The only sound in the otherwise dead silence was the click, click, click of Richard’s thumbnail on one of the points of the recurved cross guard on his sword. The elbow of his other arm rested on the polished tabletop while he cradled his head between a thumb under his chin and his first finger along his temple. With a calm face, he did his best to control his anger. He was furious. This time, they had crossed the line, and they knew it.

In his mind he had gone over a whole list of possible punishments, but had rejected them all, not because they were too harsh, but because he knew they wouldn’t work. In the end, he settled on the truth. There was nothing harsher than the truth, and nothing else as likely to get through to them.

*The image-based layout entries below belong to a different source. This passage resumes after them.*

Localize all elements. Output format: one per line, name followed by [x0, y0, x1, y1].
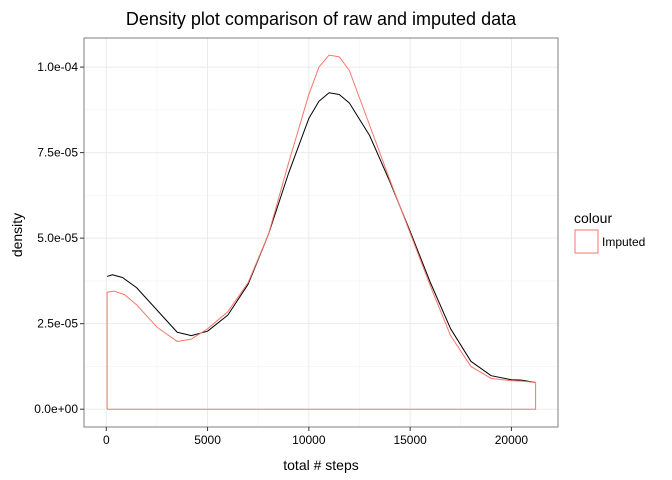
x-tick-label: 15000 [393, 433, 427, 447]
x-tick-label: 0 [103, 433, 110, 447]
x-tick-label: 5000 [194, 433, 221, 447]
plot-panel [84, 38, 558, 427]
legend-label-imputed: Imputed [602, 235, 645, 249]
legend-key-imputed [574, 229, 599, 254]
x-axis-title: total # steps [283, 457, 359, 473]
x-tick-label: 10000 [292, 433, 326, 447]
y-axis: 0.0e+00 2.5e-05 5.0e-05 7.5e-05 1.0e-04 [34, 60, 84, 416]
series-layer [106, 54, 537, 410]
legend: colour Imputed [574, 210, 645, 254]
y-tick-label: 0.0e+00 [34, 402, 78, 416]
y-axis-title: density [9, 213, 25, 257]
y-tick-label: 5.0e-05 [37, 231, 78, 245]
y-tick-label: 2.5e-05 [37, 317, 78, 331]
plot-panel-border [83, 37, 559, 428]
legend-title: colour [574, 210, 612, 226]
y-tick-label: 7.5e-05 [37, 146, 78, 160]
series-line-imputed [106, 54, 537, 410]
series-line-0 [106, 92, 536, 384]
y-tick-label: 1.0e-04 [37, 60, 78, 74]
x-axis: 0 5000 10000 15000 20000 [103, 427, 528, 447]
grid-minor [84, 38, 558, 427]
x-tick-label: 20000 [495, 433, 529, 447]
chart-title: Density plot comparison of raw and imput… [126, 9, 517, 29]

Before him, in a row, stood Berdine, Raina, Ulic, and Egan. They stood stiffly, their eyes focused at some point over his head and behind him as he sat at the table in the small room he used for meeting with people, reading, and various other work.

To the side of the table hung small landscape paintings of idyllic country scenes, but from the window behind, from which streamed the low-angled rays of morning sunlight, the massive, baleful stone face of the Wizard's Keep glared down on him.

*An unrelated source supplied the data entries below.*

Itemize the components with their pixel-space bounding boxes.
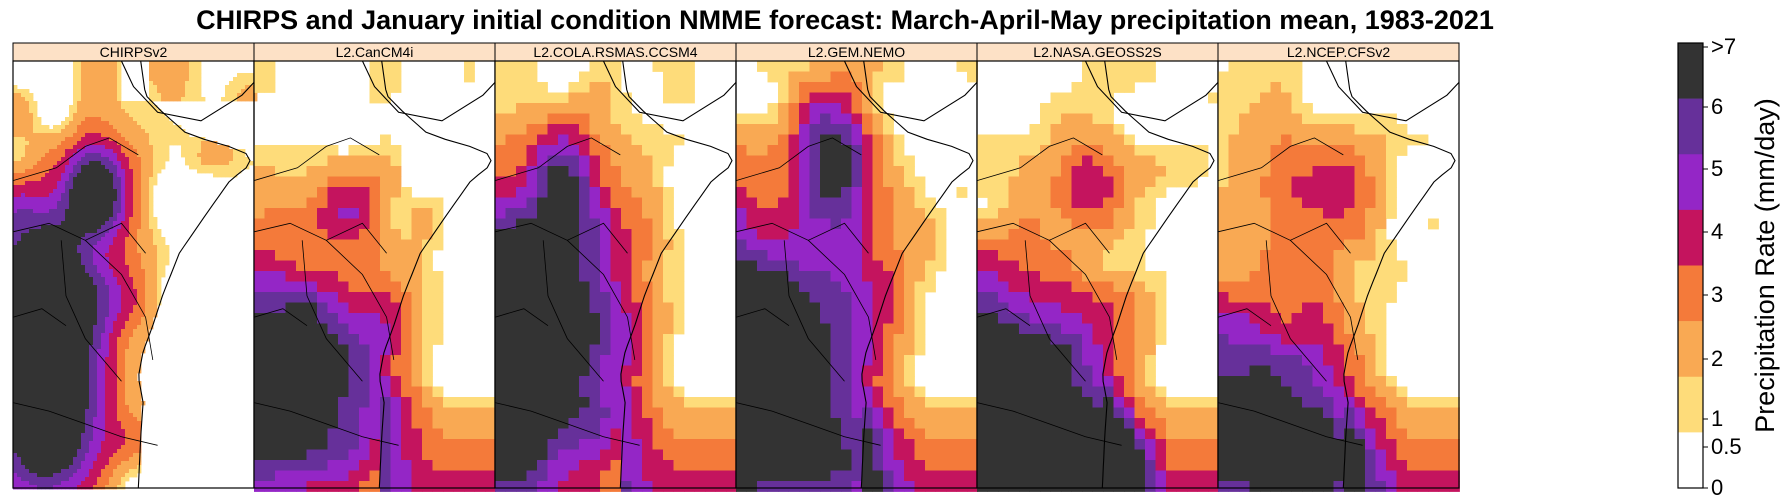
coastline-arabia: [120, 60, 255, 122]
coastline: [1101, 60, 1215, 489]
country-border: [1217, 402, 1363, 446]
panel-label: L2.NASA.GEOSS2S: [1033, 44, 1161, 60]
country-border: [60, 240, 122, 382]
country-border: [253, 137, 380, 181]
country-border: [85, 240, 154, 360]
panel-label: L2.GEM.NEMO: [808, 44, 905, 60]
country-border: [735, 402, 881, 446]
country-border: [494, 402, 640, 446]
panel-1: CHIRPSv2: [12, 42, 258, 490]
country-border: [1290, 240, 1359, 360]
country-border: [976, 308, 1031, 327]
colorbar-tick-label: 2: [1711, 346, 1723, 371]
country-border: [1049, 240, 1118, 360]
coastline: [1342, 60, 1456, 489]
colorbar-tick-label: 0.5: [1711, 434, 1742, 459]
country-border: [253, 402, 399, 446]
colorbar-bin: [1678, 265, 1703, 322]
panel-3: L2.COLA.RSMAS.CCSM4: [494, 42, 737, 492]
colorbar-bin: [1678, 43, 1703, 99]
country-border: [494, 308, 549, 327]
colorbar-bin: [1678, 209, 1703, 266]
colorbar-tick-label: 4: [1711, 219, 1723, 244]
coastline: [619, 60, 733, 489]
coastline-arabia: [361, 60, 496, 122]
country-border: [567, 240, 636, 360]
panel-label: L2.COLA.RSMAS.CCSM4: [533, 44, 697, 60]
panel-4: L2.GEM.NEMO: [735, 42, 978, 492]
colorbar-tick-label: >7: [1711, 34, 1736, 59]
country-border: [301, 240, 363, 382]
colorbar-tick-label: 3: [1711, 282, 1723, 307]
country-border: [326, 240, 395, 360]
coastline: [137, 60, 251, 489]
coastline-arabia: [1325, 60, 1460, 122]
precip-raster: [13, 61, 258, 490]
country-border: [1217, 308, 1272, 327]
country-border: [1265, 240, 1327, 382]
coastline-arabia: [843, 60, 978, 122]
precip-raster: [977, 61, 1219, 492]
colorbar-bin: [1678, 98, 1703, 155]
precip-raster: [736, 61, 978, 492]
country-border: [12, 308, 67, 327]
coastline: [378, 60, 492, 489]
country-border: [12, 402, 158, 446]
colorbar-tick-label: 5: [1711, 156, 1723, 181]
colorbar-bin: [1678, 321, 1703, 378]
country-border: [494, 137, 621, 181]
panel-label: CHIRPSv2: [100, 44, 168, 60]
panel-label: L2.CanCM4i: [336, 44, 414, 60]
country-border: [735, 137, 862, 181]
colorbar-bin: [1678, 154, 1703, 211]
precip-raster: [1218, 61, 1460, 492]
colorbar-bin: [1678, 376, 1703, 433]
country-border: [808, 240, 877, 360]
country-border: [976, 137, 1103, 181]
colorbar-tick-label: 6: [1711, 94, 1723, 119]
country-border: [976, 402, 1122, 446]
panel-label: L2.NCEP.CFSv2: [1287, 44, 1390, 60]
panel-frame: [1217, 60, 1460, 489]
precip-raster: [254, 61, 496, 492]
country-border: [735, 308, 790, 327]
coastline-arabia: [602, 60, 737, 122]
colorbar-bin: [1678, 432, 1703, 489]
country-border: [12, 137, 139, 181]
figure-title: CHIRPS and January initial condition NMM…: [196, 5, 1494, 35]
precip-raster: [495, 61, 737, 492]
colorbar-title: Precipitation Rate (mm/day): [1750, 98, 1780, 433]
country-border: [783, 240, 845, 382]
country-border: [1217, 137, 1344, 181]
panel-2: L2.CanCM4i: [253, 42, 496, 492]
panel-6: L2.NCEP.CFSv2: [1217, 42, 1460, 492]
country-border: [542, 240, 604, 382]
country-border: [1024, 240, 1086, 382]
colorbar: 0 0.5 1 2 3 4 5 6 >7 Precipitation Rate (mm/day): [1677, 34, 1780, 500]
country-border: [253, 308, 308, 327]
colorbar-tick-label: 0: [1711, 475, 1723, 500]
coastline: [860, 60, 974, 489]
colorbar-frame: [1677, 42, 1704, 489]
panel-5: L2.NASA.GEOSS2S: [976, 42, 1219, 492]
coastline-arabia: [1084, 60, 1219, 122]
colorbar-tick-label: 1: [1711, 406, 1723, 431]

He had been back in Aydindril for only an hour—long enough to discover what had happened after he had left the evening before. All four of his guards had been back since before dawn; he had ordered them to return to Aydindril after Raina and Egan had sauntered into camp the night before. They had thought he wouldn’t make them return in the dead of night. They had been wrong. As brazen as they ordinarily were, the look in his eyes had insured that none of the four dared disobey that order.

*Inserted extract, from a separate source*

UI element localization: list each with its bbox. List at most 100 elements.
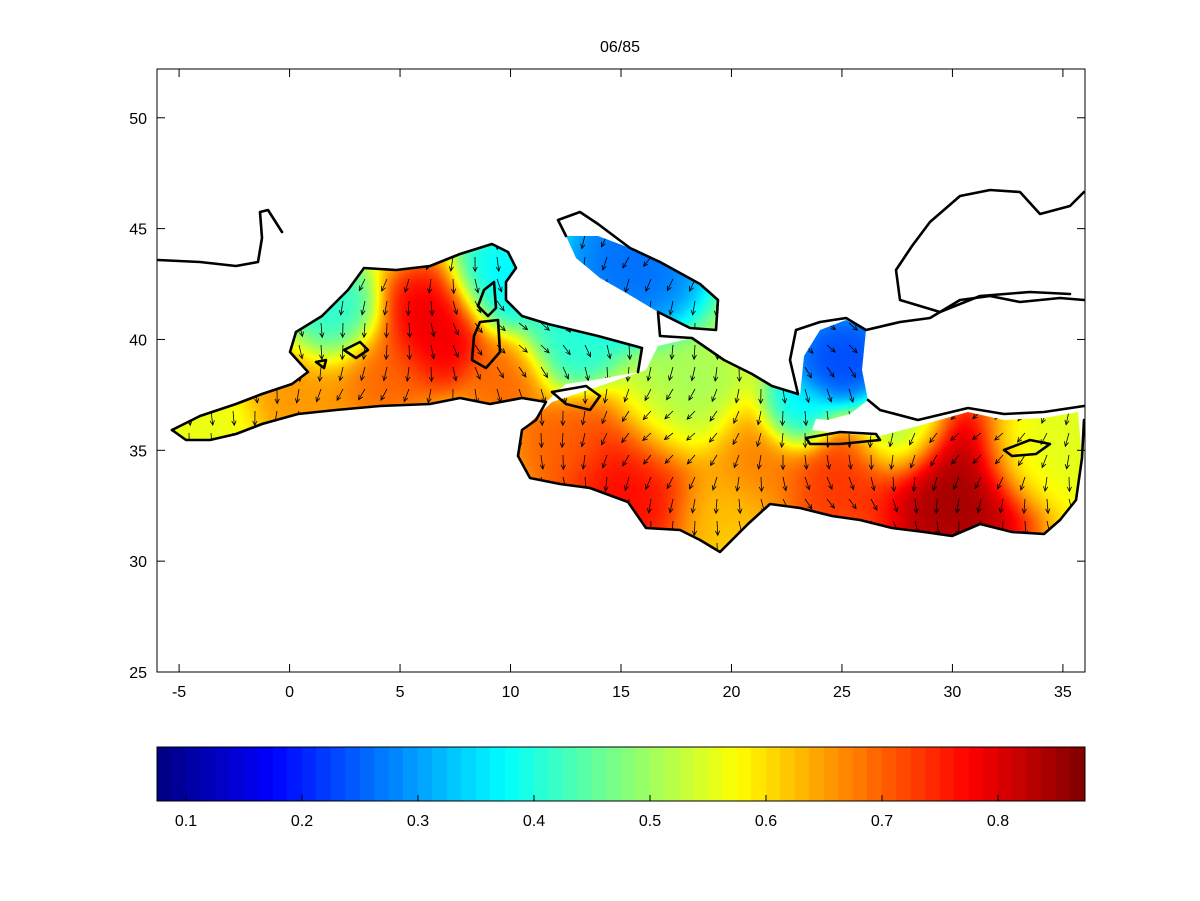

Richard had also returned much earlier than he had planned. He had pointed out the quench oak to the soldiers, told them what to collect, and then, instead of overseeing the task, had started back alone for Aydindril before the sun was up. After what he had seen in the night, he’d been too troubled to get any sleep, and had wanted to be back in Aydindril as soon as possible.

Drumming his finger on the tabletop, Richard watched his

guards sweating. Berdine and Raina wore their brown leather outfits, their long, braided hair disheveled from their hard ride.

The two great, blond-headed men, Ulic and Egan, wore uniforms of dark leather straps, plates, and belts. The thick leather plates were molded to fit like a second skin over the conspicuous contours of their muscles. Incised in the leather at the center of their chests was an ornate letter “R,” for the House of Rahl, and beneath that, two crossed swords. Around their arms, just above their elbows, they wore golden bands brandishing razor-sharp projections—weapons for close combat.

No D’Haran but the Lord Rahl’s personal bodyguards wore such weapons. They were more than simply weapons; they were the rarest, the highest badges of honor, earned he knew not how.

Richard had inherited the rule of a people he didn’t know, with customs that were mostly a mystery to him, and expectations he only partly fathomed.

Since they had returned, these four, too, had discovered what had happened with Marlin the night before. They knew why they had been summoned, but he hadn’t said anything to them, yet. He was trying to get a grip on his rage, first.

“Lord Rahl?”

“Yes, Raina?”

“Are you angry with us? For disobeying your orders and coming out to you with the Mother Confessor’s message?”

The message had been a pretense, and they knew it as well as he.

Click, click, click, went his thumbnail. “That will be all. You may go. All of you.”

Their postures relaxed, but none made a move to leave.

“Leave?” Raina asked. “Aren’t you going to punish us?” A smirk spread on her face. “Maybe clean out the stables for a week, or something?”

Richard pushed back from the table as he ground his teeth. He was not in the mood for their impish humor. He rose behind the table.

“No, Raina, no punishment. You may go.”

The two Mord-Sith smiled. Berdine leaned toward Raina, speaking in a whisper, but loud enough for him to hear.

“He realizes that we know best how to protect him.”

They all started for the door.

“Before you go,” Richard said, as he strolled around the table, “I just want you to know one thing.”